Die Nachfrage nach pharmazeutischen Produkten aus den USA lässt nach. Verpackungshersteller Gerresheimer konnte den Umsatz nur um 1,4 Prozent steigern. Die Sanierung des US-Werks wird auf 2016 verschoben.

Der Spezialverpackungshersteller Gerresheimer ist mit wenig Schwung ins Jahr gestartet. Der Vorstand sieht seine Erwartungen damit allerdings bestätigt, wie der für die Pharma- und Kosmetikindustrie produzierende Konzern am Dienstag mitteilte. „Der Umsatz war wie erwartet verhalten, das Ergebnis wie erwartet gut“, betonte Vorstandschef Uwe Röhrhoff. Die großen mittelfristigen Projekte verliefen nach Plan. „Wir liegen auf Kurs und bestätigen unseren Ausblick für das Geschäftsjahr.“

Im ersten Quartal des seit Dezember laufenden Bilanzjahres kletterte der Umsatz um 1,4 Prozent auf 301,8 Millionen Euro. Als einen Grund für den mageren Zuwachs nannte Röhrhoff die verhaltene Nachfrage in den USA nach pharmazeutischen Glasverpackungen. Die Sparmaßnahmen der Vergangenheit zahlten sich aus.
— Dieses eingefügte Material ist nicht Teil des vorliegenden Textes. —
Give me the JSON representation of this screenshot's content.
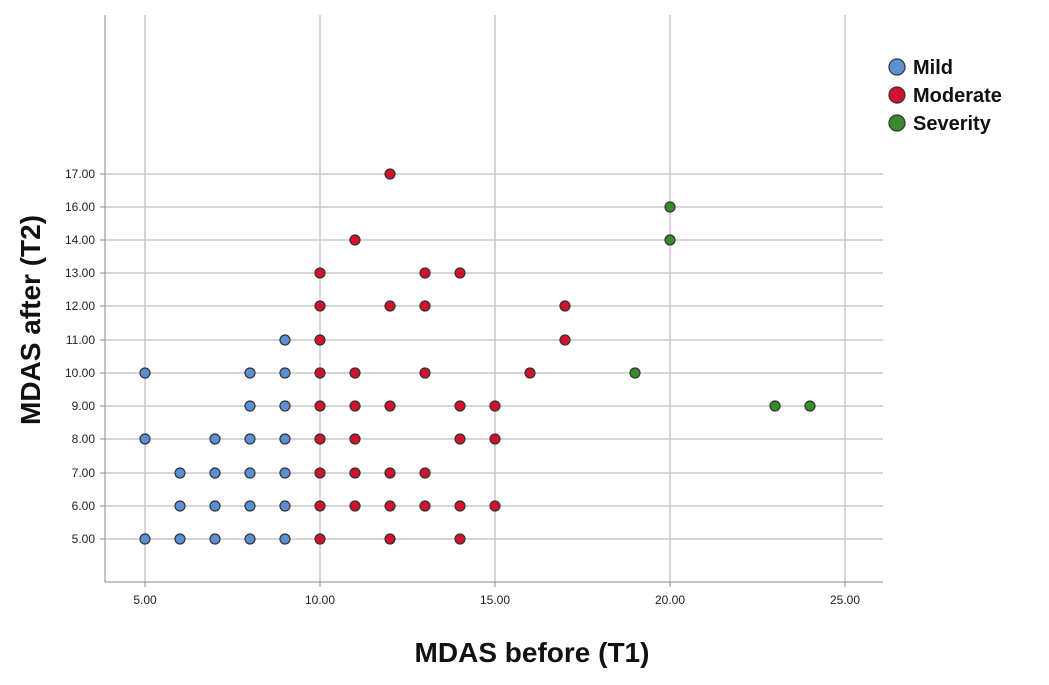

Der bereinigte operative Gewinn (Ebitda) legte überproportional um 7,2 Prozent auf 51,0 Millionen Euro zu.

Der Vorstand hatte bereits angekündigt, dass Sonderbelastungen wie die Generalüberholung eines US-Werkes oder ein verschobener Auftrag in diesem Jahr noch eine Rolle spielten und erst 2016 wieder höhere Wachstumsraten zu erwarten seien. Röhrhoff peilt 2014/15 lediglich Umsatzzuwächse von ein bis drei Prozent auf 1,3 bis 1,33 Milliarden Euro an. Beim bereinigten Ebitda kalkuliert er mit einem Anstieg auf 255 bis 265 (Vorjahr: 253,4) Millionen Euro.